Redemption - Leon Uris [268]
Changes were happening that did not bode well. Our conditions continued to deteriorate. Calvin Norman’s estimation that the individual soldiers were living at half-strength was a generous appraisal. So long as our spirit was there, we’d always find the strength for one more scrap.
I suppose it is standard when sending men into battle to berate the courage and capability of the enemy. Before we landed, our staff had downgraded the Turks. After all, the Turks spent years getting the bejesus kicked out of them, losing all of their empire in Europe.
Well, something woke Abdul up. Sometimes I believe that most battles are not won or lost by the tacticians or even the courage of the soldiers. I think it often comes down to a case of who has the most stamina. I’d wager my last quid that every battle in history was fought on two hours’ sleep.
The Turks had stopped us cold, and although they were unable to throw us into the sea, there was a discernible shift in their spirit. We were no closer to Chunuk Bair than the first day we landed.

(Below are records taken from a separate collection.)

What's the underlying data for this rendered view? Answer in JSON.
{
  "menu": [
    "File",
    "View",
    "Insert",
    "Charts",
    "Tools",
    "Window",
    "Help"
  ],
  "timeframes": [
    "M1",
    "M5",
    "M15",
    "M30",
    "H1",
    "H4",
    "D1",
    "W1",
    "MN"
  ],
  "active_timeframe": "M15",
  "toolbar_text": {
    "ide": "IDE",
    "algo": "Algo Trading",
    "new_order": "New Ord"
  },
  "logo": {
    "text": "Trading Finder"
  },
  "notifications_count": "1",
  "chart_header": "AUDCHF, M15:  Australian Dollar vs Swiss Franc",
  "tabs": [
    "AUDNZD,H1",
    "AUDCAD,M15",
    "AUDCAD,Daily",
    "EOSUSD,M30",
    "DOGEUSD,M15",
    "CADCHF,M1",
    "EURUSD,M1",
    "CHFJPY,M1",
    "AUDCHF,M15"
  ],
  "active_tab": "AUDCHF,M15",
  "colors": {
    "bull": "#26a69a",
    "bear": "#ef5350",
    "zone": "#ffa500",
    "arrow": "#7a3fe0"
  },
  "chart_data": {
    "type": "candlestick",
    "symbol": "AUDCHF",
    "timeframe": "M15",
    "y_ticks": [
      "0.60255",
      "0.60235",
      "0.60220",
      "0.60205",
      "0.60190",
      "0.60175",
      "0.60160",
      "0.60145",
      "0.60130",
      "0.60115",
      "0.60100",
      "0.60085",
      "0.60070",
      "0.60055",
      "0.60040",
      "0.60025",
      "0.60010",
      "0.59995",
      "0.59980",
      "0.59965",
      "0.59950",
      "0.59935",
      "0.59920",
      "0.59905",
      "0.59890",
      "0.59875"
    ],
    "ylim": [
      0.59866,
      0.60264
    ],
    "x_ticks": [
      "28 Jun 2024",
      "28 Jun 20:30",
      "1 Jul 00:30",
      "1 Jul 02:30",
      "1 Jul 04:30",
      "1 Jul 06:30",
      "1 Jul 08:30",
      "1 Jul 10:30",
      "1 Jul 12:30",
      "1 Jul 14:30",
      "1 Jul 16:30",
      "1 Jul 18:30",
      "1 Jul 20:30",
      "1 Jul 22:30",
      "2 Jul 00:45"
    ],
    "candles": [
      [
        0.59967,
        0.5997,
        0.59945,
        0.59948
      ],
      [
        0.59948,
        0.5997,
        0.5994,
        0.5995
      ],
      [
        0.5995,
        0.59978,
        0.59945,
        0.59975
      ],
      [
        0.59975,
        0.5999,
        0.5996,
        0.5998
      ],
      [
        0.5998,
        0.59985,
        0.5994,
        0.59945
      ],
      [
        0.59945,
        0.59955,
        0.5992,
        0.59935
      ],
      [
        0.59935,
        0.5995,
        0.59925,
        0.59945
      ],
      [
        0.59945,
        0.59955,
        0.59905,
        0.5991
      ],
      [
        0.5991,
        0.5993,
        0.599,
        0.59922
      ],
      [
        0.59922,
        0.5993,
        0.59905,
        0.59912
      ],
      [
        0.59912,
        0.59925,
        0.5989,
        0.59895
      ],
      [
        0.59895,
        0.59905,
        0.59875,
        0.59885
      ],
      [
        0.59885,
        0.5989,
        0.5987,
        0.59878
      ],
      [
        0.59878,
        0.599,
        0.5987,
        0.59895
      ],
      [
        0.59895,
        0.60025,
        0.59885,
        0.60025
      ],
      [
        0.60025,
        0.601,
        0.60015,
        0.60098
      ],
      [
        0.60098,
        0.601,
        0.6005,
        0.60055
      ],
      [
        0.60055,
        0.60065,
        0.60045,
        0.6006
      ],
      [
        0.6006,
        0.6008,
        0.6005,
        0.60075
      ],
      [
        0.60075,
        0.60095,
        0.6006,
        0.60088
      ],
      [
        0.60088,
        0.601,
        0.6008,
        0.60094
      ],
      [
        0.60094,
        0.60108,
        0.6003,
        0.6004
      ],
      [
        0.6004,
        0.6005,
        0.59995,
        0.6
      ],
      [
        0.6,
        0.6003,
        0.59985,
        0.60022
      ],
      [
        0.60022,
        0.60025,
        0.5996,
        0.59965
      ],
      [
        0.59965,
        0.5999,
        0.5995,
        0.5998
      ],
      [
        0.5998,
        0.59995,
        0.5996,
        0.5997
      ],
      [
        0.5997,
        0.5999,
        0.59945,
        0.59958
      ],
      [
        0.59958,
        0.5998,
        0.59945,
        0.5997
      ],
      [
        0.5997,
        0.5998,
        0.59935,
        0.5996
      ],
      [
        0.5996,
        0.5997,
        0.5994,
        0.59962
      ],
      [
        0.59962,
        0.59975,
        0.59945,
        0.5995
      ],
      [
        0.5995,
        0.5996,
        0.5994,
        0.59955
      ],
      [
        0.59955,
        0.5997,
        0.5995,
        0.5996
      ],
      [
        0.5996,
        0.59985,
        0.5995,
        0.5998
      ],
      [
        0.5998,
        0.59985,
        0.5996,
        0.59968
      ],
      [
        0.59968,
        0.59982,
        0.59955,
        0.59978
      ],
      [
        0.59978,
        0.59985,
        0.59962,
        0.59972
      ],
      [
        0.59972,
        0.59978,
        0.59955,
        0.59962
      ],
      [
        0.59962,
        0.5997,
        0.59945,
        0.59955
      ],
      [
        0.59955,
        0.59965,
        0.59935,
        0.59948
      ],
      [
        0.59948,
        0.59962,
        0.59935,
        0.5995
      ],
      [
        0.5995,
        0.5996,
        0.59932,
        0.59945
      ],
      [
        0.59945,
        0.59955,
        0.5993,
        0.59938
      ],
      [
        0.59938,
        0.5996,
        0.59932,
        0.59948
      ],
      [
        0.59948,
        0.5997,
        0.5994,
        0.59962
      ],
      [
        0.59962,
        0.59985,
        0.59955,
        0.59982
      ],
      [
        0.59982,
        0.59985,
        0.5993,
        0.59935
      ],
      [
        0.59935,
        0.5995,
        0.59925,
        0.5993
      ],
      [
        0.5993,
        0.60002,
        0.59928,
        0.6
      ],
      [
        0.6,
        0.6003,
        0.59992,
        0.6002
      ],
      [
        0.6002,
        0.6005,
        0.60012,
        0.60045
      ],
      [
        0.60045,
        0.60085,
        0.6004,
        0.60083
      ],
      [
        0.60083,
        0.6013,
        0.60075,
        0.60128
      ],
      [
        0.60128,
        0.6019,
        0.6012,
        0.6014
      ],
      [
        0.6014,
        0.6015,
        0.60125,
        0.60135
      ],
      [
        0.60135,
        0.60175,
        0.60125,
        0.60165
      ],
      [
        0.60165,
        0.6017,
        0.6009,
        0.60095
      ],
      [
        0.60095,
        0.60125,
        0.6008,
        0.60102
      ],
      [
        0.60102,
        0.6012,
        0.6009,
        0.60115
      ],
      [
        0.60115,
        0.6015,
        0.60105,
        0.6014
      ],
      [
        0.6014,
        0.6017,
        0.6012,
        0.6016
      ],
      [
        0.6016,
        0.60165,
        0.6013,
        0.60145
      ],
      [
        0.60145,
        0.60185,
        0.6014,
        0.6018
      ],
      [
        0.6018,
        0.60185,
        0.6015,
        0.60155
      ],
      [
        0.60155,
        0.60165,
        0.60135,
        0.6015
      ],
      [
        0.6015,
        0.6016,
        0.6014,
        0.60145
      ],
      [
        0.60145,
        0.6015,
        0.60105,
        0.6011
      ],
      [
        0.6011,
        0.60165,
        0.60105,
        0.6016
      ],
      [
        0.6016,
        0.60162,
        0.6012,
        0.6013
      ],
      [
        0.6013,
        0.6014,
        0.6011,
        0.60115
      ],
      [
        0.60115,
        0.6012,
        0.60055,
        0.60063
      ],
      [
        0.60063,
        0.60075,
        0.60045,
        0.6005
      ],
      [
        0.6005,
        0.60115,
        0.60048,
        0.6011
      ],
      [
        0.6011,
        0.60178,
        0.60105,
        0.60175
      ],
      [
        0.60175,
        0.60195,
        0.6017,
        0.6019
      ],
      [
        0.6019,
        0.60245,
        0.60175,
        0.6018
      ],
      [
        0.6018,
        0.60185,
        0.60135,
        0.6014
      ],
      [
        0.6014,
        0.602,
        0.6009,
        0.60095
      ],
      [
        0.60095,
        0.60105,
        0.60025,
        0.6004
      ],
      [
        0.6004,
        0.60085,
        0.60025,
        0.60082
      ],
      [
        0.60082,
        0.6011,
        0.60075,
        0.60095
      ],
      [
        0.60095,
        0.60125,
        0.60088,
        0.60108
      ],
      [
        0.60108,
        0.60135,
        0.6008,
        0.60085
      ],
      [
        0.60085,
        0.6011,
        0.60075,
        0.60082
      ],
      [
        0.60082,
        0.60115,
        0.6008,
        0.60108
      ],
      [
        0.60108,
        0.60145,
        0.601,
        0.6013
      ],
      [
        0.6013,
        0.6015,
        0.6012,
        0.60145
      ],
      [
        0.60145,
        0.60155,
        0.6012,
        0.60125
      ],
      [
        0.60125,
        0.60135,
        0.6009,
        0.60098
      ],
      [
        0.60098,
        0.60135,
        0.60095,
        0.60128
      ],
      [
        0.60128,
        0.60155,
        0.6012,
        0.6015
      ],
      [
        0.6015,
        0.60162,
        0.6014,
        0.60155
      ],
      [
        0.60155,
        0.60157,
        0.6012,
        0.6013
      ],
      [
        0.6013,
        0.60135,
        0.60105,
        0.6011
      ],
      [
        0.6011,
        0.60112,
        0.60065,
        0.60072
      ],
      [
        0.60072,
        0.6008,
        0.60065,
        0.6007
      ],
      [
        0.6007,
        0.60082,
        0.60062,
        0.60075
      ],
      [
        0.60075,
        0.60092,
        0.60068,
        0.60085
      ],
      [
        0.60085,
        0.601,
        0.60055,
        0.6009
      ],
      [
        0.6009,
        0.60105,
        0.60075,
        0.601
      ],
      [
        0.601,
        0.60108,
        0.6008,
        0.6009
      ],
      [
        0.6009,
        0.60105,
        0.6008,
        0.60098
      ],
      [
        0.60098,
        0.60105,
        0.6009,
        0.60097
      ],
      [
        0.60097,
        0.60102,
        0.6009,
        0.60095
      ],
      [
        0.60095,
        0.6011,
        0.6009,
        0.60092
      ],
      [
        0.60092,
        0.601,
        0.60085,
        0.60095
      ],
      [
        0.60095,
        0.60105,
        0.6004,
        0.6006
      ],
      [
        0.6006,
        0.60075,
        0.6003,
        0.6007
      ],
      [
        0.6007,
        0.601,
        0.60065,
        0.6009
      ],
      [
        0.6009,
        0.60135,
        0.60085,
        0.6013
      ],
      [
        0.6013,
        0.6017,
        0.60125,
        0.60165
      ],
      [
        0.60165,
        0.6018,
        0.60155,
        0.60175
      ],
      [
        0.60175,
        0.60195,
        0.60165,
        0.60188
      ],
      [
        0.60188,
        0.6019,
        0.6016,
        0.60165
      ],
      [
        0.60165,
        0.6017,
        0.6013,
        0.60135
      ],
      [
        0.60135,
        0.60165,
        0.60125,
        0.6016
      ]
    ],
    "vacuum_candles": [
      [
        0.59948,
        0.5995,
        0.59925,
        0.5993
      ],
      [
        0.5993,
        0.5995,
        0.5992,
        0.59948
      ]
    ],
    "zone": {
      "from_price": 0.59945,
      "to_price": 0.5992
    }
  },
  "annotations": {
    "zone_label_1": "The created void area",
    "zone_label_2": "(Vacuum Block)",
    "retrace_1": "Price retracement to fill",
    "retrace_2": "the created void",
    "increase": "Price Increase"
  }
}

Word was that the Turks had defeated the Armenians and the Russians in the Caucasus and now had new divisions to shift down to Gallipoli.
There was also talk of a nationalistic rebellion by junior Turkish officers who had infused the troops with a real sense of nation.
The thought of a Turkish victory horrified London. It meant that the British would “lose face” in a part of the world where loss of face was the most catastrophic event in a nation’s history.
So we hung on, not moving forward, not moving backward, not surrendering, and with no hope of winning.
Day after day it all came to roost in Calvin Norman’s surgery. Anzac was slowly being sucked lifeless and bled to death.
At Corps, quandary begat quandary.
A series of tactical blunders and foolish assaults began to smell of desperation on the part of our generals. All during July, Widow’s Gully was filled to capacity.
What keeps a group of men going? Each other, I suppose. We found ways of fending off despair, not letting each other sink. There was some despair but no thought of defeat, although our confidence fell concerning Generals Darlington and Brodhead. As for Godley—he may as well have been a Turk.
I had my own hope. Georgia was my hope. I could allow my mind to think of her again, every moment I was free to think. I could dream of her again, be tantalized by the thought of her.
* * *
I worried about Calvin Norman. He had cut off five hundred limbs in July. I feared for his sanity. More than once he blacked out at the operating table. His Ghurkas worshiped him. They’d lay him out in his shelter and call for me and he’d soon ask for rum. I didn’t know what the fuck to do.
I stood outside the surgery netting and watched him when he’d been on his feet for hours. He became more and more irritated, but his hands remained steady and his mind was focused until he hit the wall.
At times I felt he was going crazy before my eyes. He disdained our entreaties to take a rest, his obsession to save lives turning maniacal and his frustration over losing too many men in the surgery destroying his innards.
There had been three bad days in a row at Lone Pine. Although we hadn’t had rain for two weeks, Widow’s Gully had turned muddy from blood.
A shell knocked out the surgery generator so they had to go on with torches and candlelight. I checked Norman. He was saturated with blood and brains and intestines. Rocking, he was like a pendulum on his feet. I went to argue with him, to get him out. He whacked me with his elbow.
I couldn’t handle any more. I left and, after a quick dip, slunk into my bunker. My only connection with reality, as it had been many times lately, was Chester’s voice.
“You can’t live other people’s lives, can you now, Rory?”
“No,” I whimpered. “Sometimes I wonder if God isn’t punishing me for all those married women I fucked.”
“Jesus, have I got to hold a revival meeting for you? Sinners, assemble at Quinn’s Post at 0530.